Avant de devenir catholique dans les années quatre-vingt-dix, elle s'agenouillait dans la cuisine, devant la fenêtre, alors que sa matinée commençait et remerciait le ciel et la terre. Les amis de mes parents avaient aussi une place importante dans son cœur. De sa pauvreté matérielle, elle acquit une grande richesse d'esprit. Comme beaucoup de femmes, elle était un leader sans titre, sans pouvoir formel, sans richesse ou   reconnaissance. Mais tous ceux qui ont rencontré ma nounou sont devenus meilleurs, ils ont appris de nouvelles choses et ont été touchés par sa générosité et son intégrité ». La troisième histoire de leadership proposée par Carlyn Woo concerne les religieuses Maryknoll, là où la présidente de Catholic Relief Services a étudié. Fondée il y a plus d'un siècle, la congrégation des sœurs Maryknoll est la première congrégation missionnaire américaine de religieuses. « Des sœurs Maryknoll, j’ai appris non seulement l’anglais et la littérature, mais aussi les idées et la capacité d’imaginer un avenir différent de celui de nos mamans - raconte Carolyn Woo - nous avons appris à soutenir nos idées publiquement, avec confiance et conviction, et nous avons été encouragées à reconnaître et à cultiver nos talents ».

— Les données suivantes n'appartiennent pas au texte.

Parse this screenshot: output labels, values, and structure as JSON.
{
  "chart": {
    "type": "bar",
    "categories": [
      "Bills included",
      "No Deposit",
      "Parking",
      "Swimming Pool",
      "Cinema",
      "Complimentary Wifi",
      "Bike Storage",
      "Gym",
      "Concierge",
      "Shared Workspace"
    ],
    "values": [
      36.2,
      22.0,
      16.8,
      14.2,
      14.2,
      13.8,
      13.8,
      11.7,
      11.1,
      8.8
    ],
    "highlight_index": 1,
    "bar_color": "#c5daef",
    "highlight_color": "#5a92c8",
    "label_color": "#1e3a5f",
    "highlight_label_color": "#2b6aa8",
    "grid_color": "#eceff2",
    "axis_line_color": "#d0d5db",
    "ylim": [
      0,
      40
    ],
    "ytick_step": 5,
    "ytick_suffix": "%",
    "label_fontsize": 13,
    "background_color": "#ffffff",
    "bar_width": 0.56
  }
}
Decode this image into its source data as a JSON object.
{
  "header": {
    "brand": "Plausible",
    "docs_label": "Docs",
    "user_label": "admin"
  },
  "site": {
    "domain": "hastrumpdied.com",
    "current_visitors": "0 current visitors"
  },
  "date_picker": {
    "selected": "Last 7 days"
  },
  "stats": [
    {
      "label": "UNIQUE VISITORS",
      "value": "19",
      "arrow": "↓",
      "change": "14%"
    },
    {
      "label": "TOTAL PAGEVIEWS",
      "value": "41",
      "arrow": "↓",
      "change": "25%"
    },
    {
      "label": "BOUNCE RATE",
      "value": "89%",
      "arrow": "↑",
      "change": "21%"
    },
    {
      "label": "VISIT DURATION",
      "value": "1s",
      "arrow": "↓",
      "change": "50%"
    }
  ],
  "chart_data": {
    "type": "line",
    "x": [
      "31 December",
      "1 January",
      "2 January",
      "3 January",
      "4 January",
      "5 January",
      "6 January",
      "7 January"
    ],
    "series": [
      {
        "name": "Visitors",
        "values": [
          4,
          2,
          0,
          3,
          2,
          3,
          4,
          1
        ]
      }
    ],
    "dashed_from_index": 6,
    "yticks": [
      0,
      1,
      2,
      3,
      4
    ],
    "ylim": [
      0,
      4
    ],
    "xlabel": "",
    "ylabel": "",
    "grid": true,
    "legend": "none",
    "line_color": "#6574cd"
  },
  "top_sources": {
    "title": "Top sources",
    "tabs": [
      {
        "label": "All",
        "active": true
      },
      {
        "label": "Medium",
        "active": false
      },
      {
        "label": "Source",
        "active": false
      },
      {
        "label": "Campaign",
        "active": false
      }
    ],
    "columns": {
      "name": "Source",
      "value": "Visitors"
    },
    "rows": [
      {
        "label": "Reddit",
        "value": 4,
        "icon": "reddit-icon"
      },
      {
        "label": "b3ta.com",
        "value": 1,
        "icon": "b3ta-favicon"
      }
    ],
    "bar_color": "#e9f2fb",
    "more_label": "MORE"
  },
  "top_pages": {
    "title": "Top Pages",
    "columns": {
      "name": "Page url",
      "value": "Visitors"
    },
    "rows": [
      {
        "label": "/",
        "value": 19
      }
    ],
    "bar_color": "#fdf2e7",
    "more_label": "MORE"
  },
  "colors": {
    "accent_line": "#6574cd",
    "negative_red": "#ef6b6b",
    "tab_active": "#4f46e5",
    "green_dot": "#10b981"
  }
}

Carolyn Woo se souvient de la manière dont les religieuses préparaient les jeunes filles non seulement « à la réussite professionnelle, mais surtout, elles les aidaient à choisir leur vocation et à poursuivre des intérêts qui leur donnaient un but dans la vie ». « Je pense que plus que le succès professionnel – commente Woo - le succès des femmes devrait se mesurer à notre capacité de poursuivre nos dons, de les utiliser, de participer au processus de prise de décision et d’être appréciées pour ces contributions ». Les sœurs de Maryknoll ont enseigné à Carolyn Woo la foi et la joie qui naît d’elle. « D'elles, j'ai appris à connaître la puissance de la foi - souligne-t-elle -. Les sœurs n'ont jamais eu tout ce dont elles avaient besoin pour démarrer leurs projets, mais cela ne les a jamais arrêtées. Quand elles avaient besoin de nouveaux fonds pour ouvrir une nouvelle école et que les subventions n’arrivaient pas, elles ne se décourageaient pas : elles laissaient les transports en commun pour se déplacer à pied ».

« Des soeurs, conclut-elle, j’ai appris la joie de servir les personnes et Dieu. À tout moment de leur vie, qu’elles ont vécue comme à l’intérieur d’une famille, elles n’ont jamais perdu l’espérance et ont toujours été joyeuses et heureuses, et cela parce qu'elles avaient un sens profond de la présence de Dieu. Les conseils pour l’œuvre de Dieu ne peuvent pas être sans Dieu. Et avec Dieu, il y a l'amour, la puissance de changer les cœurs et la joie qui nous fait avancer ».